MARGUERITE DURAS - INDIA SONG (1975)

 

Valium song ...

« Marguerite Duras, elle a pas écrit que des conneries, elle en a aussi filmées » (Pierre Desproges, très drôle, évidemment, sauf que c’était une tirade sur « Hiroshima mon amour », sublime film de Resnais d’après un scénario de Duras, donc vanne de mauvaise foi …)

Bon, « India song ». Qui d’ailleurs est beaucoup plus de Benoît Jacquot et Bruno Nuytten que d’elle (techniquement, elle fait pas la différence entre une caméra et une 2 CV, elle disait ce qu’elle voulait voir à l’écran, et les acteurs et l’équipe technique devaient se démerder pour arriver au résultat).

Duras & Seyrig

« India Song », c’est l’histoire d’Anne-Marie Stretter, veuve de l’ambassadeur de France à Calcutta dans les années 30, qui accumule les amants (qui défilent à grande vitesse, enfin, façon de parler, et on en reparlera) et rejette le seul type qui l’aime vraiment (le vice-consul de Lahore). Bon, tous les personnages sont fictifs, à part peut-être la veuve, plus ou moins double de Duras jeune. Car avant de devenir le sosie officiel de Karl Zero, Margot Duras était une jeune femme gironde et, comment dire, libérée (« L’amant », son bouquin et le film d’Annaud qui en a été tiré seraient en partie autobiographiques).

« India song », au vu de son titre et du scénario, on peut se dire qu’on va voir au moins un film exotique. Bon, y’a pas de scènes au Taj Mahal … loin de là. Les intérieurs ont été tournés dans des hôtels parisiens (notamment le Georges V, et des hôtels particuliers, dont un, délabré, de la famille Rothschild). Quant aux rares extérieurs, ils ont été tournés à Neauphle-le-Château, le bled des Yvelines où vivait Duras et où, quelques années plus tard, sera assigné à résidence l’ayatollah Gros Minet (merci Coluche) avant qu’il devienne Guide Suprême de la révolution iranienne. Je doute que la féministe et le fondamentaliste aient souvent pris le thé ensemble …

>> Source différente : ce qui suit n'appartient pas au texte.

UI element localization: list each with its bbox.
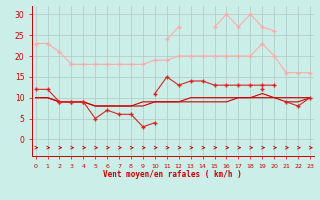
- X-axis label: Vent moyen/en rafales ( km/h ): Vent moyen/en rafales ( km/h ): [103, 170, 242, 179]
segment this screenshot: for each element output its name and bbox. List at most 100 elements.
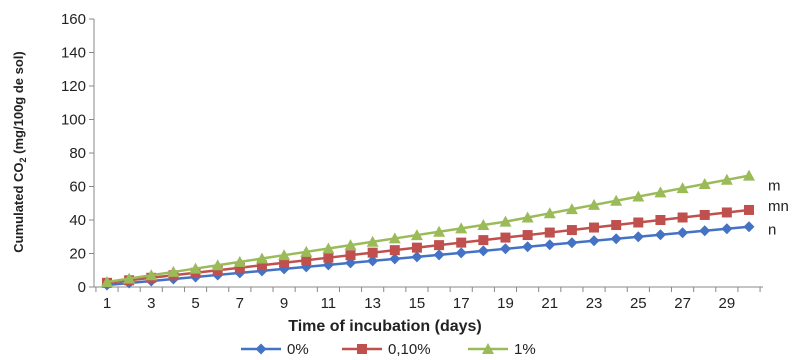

« India Song » a été tourné en moins de deux semaines. Faut dire que pour plein de raisons (le scénar, Duras à la caméra, …), les financeurs se sont pas bousculés. A l’origine, Duras rêvait dans les rôles principaux de Peter O’Toole et Dominique Sanda. Une fois le budget pris en compte, c’est Delphine Seyrig (« un film en quinze jours, je signe pour une année avec elle, ça me fera six mois de vacances » citation tongue-in-cheek mais véridique) qui prendra le rôle principal. Comme elle dépasse le mètre quatre vingt, il a fallu prendre des grands (de préférence débutants et pas trop chers) pour qu’elle ait pas l’air d’une croqueuse de nains. Les deux plus connus aux rôles masculins seront Mathieu Carrière et Michael Lonsdale.

Lonsdale & Seyrig

« India song » est un film en couleurs muet … avec plein de dialogues. Je m’explique. Les acteurs évoluent sans dire un mot, leurs dialogues sont en voix off … plus quatre « récitants » qui exposent et narrent l’histoire. Parce que « India song » se comporte majoritairement de plans fixes que les acteurs traversent en marchant très lentement, ou en dansant, encore plus lentement. Exceptions, quelques rares panoramiques, évidemment très lents et un superbe travelling vers la fin dans les couloirs du Georges V. Il y a même une (longue) scène genre nature morte (c’est pas une photo, on voit la fumée de bâtons d’encens omniprésents dans le film, et ne me demandez pas ce qu’ils viennent foutre là, ces fumigènes odorants) qui réunit la plupart du casting (Madame et ses flirts ?).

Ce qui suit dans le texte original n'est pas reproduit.